Théâtre : Les jeunes de la bibliothèque américaine présente ‘’les sorcières de Salem’’

article mise à jour : 24 mars 2015
Des jeunes de la bibliothèque américaine ont présenté ce jeudi 19 mars 2015, une pièce de théâtre Arthur Miller intitulé ‘’Les Sorcières de Salem’’ mise en scène par Sylla Hilal Hassane, diplômé de l’Institut Supérieur des Arts de Guinée (ISAG), a appris votre quotidien.

C’est dans les locaux de l’Ambassade des Etats-Unis d’Amérique que la pièce a été jouée par dix-huit (18) comédiens amateurs. Profanes et passionnés, non habitués au style professionnel de travail des textes de théâtre, l’épreuve a été dure pour ces jeunes qui pourtant, n’ont pas démérité la confiance de la bibliothèque américaine en acceptant de les accompagner dans cette aventure.

Durant une heure de temps, ils ont plongé le public dans le procès des sorcières de Salem, un épisode fameux de l’histoire coloniale des Etats-Unis qui entraina la condamnation et l’exécution de personnes accusées de sorcellerie en 1692 dans le Massachussetts. Un moment apprécié par les invités qui ne se gênaient pas de rire ou d’applaudir quand il le fallait.

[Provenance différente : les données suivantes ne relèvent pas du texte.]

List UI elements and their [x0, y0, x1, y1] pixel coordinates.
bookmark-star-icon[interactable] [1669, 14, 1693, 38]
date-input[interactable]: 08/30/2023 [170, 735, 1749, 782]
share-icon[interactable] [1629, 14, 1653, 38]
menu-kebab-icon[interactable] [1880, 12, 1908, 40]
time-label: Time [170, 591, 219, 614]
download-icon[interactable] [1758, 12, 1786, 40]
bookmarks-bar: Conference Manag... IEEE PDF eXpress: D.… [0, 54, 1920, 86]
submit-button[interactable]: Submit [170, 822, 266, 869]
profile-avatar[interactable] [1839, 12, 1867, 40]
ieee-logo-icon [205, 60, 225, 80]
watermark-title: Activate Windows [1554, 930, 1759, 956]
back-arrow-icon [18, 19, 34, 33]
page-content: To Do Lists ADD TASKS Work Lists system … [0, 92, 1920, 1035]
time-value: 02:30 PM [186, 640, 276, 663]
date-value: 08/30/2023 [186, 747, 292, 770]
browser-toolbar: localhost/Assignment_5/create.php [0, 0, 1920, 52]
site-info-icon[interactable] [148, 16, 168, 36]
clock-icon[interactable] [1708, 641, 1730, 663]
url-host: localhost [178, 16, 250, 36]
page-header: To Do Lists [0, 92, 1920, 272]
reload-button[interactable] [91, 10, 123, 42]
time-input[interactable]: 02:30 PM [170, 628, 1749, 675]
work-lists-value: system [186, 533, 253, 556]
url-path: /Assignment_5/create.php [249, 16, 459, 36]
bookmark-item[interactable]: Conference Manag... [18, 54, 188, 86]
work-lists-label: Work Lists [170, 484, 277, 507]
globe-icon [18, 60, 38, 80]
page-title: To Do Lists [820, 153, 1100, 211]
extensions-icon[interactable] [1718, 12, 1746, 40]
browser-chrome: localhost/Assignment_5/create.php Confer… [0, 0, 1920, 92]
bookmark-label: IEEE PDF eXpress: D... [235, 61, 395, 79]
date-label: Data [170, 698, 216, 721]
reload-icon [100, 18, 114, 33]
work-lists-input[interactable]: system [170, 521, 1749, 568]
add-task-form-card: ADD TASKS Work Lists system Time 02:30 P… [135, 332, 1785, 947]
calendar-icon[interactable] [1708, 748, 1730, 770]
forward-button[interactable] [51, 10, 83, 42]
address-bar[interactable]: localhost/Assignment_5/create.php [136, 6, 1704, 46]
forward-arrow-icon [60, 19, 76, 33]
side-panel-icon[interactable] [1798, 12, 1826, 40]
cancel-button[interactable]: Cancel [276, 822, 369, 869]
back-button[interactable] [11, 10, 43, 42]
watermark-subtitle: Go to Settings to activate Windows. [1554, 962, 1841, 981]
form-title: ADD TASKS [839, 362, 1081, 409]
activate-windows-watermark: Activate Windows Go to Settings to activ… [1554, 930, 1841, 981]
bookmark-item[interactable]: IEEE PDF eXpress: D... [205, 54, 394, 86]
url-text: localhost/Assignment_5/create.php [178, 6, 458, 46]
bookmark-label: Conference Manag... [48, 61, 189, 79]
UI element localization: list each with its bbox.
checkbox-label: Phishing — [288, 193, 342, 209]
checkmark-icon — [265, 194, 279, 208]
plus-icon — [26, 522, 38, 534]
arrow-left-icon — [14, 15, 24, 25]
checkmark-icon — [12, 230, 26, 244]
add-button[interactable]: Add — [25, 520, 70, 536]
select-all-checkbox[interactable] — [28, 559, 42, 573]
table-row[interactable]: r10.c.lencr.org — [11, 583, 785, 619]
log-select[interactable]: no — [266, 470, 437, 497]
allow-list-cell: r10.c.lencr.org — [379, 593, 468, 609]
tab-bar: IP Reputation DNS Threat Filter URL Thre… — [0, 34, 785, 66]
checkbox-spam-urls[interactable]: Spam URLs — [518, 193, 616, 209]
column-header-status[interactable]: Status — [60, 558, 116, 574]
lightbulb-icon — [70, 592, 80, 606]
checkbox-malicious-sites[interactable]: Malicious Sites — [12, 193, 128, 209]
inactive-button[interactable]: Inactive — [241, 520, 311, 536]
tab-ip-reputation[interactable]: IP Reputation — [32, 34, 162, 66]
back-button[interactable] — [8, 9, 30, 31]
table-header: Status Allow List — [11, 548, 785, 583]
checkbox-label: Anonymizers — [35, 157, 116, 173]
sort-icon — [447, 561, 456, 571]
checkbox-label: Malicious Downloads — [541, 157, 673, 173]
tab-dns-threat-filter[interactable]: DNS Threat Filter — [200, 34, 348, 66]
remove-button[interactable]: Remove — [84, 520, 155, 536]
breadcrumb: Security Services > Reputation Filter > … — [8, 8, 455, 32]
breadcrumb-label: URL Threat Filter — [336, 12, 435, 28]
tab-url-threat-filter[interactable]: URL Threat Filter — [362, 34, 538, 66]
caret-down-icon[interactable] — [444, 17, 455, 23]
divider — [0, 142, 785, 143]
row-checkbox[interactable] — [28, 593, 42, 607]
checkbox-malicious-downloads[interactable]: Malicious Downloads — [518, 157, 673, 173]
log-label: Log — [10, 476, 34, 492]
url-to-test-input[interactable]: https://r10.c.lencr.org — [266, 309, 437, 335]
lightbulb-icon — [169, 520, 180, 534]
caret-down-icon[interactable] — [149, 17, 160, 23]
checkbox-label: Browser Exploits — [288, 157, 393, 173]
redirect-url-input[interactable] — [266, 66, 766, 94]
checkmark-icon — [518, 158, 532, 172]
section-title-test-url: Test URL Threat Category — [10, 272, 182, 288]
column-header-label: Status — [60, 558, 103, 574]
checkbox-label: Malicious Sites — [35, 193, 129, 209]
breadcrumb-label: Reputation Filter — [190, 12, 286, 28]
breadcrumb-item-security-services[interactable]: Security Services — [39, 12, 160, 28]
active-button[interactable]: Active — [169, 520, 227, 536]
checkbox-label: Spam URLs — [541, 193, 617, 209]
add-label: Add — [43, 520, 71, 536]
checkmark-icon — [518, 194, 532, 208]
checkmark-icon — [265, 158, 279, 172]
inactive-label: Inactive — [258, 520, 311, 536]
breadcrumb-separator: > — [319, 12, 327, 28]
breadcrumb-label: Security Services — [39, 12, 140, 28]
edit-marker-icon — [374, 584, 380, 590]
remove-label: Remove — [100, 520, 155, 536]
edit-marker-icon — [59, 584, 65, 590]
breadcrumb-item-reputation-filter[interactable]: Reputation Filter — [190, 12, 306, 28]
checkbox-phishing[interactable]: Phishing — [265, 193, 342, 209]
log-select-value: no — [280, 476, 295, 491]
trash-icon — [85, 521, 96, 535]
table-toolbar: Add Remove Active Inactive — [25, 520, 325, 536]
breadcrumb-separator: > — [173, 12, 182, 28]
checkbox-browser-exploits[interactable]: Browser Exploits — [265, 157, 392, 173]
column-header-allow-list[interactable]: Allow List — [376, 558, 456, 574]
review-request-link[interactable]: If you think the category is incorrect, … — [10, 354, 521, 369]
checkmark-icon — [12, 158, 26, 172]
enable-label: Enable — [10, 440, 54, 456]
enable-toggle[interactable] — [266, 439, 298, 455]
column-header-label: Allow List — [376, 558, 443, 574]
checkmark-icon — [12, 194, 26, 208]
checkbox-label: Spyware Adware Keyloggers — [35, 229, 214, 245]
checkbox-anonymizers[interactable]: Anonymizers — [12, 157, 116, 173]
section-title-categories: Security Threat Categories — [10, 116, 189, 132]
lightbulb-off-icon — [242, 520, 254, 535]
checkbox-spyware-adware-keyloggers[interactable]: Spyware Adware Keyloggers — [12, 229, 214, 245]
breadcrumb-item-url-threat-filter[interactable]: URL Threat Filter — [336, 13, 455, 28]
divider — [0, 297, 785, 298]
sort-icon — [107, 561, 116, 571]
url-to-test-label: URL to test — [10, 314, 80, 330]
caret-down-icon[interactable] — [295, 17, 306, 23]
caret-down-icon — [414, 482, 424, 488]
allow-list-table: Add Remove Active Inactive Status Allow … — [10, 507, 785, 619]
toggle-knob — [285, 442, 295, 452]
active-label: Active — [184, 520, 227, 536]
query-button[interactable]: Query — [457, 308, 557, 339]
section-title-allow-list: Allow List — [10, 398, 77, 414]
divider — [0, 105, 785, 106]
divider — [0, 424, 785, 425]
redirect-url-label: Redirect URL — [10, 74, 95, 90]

Au XVIIème siècle, dans le petit village de Salem dans le Massachussetts, pour se venger de sa maitresse, Elisabeth Proctor qui l’a renvoyée à cause de la relation adultérine qu’elle avait avec son époux, la servante Abigail Williams se livre à la sorcellerie. Arrêtée, elle prétend être une victime et la cour de justice formée à cette occasion va alors envoyer à la potence toutes les personnes dénoncées comme sorcières par les jeunes filles qu’Abigail a eu le temps de mettre en son pouvoir… Telle est l’histoire racontée dans le roman d’Arthur Miller adapté au théâtre par le metteur en scène, Hassane Hilal Sylla. Ce dernier estime que « l’actualité est aujourd’hui dominée par les questions de morale et de religion. C’est au nom de la morale que les uns et les autres font des massacres dans le monde. C’est au nom également de la religion que les sectes extrémistes versent du sang. En lisant ce bouquin, je me suis dit que je devais attirer l’attention des citoyens guinéens et américains sur ces questions que l’auteur à eu à poser il y a très longtemps et qui sont d’actualité de nos jours ».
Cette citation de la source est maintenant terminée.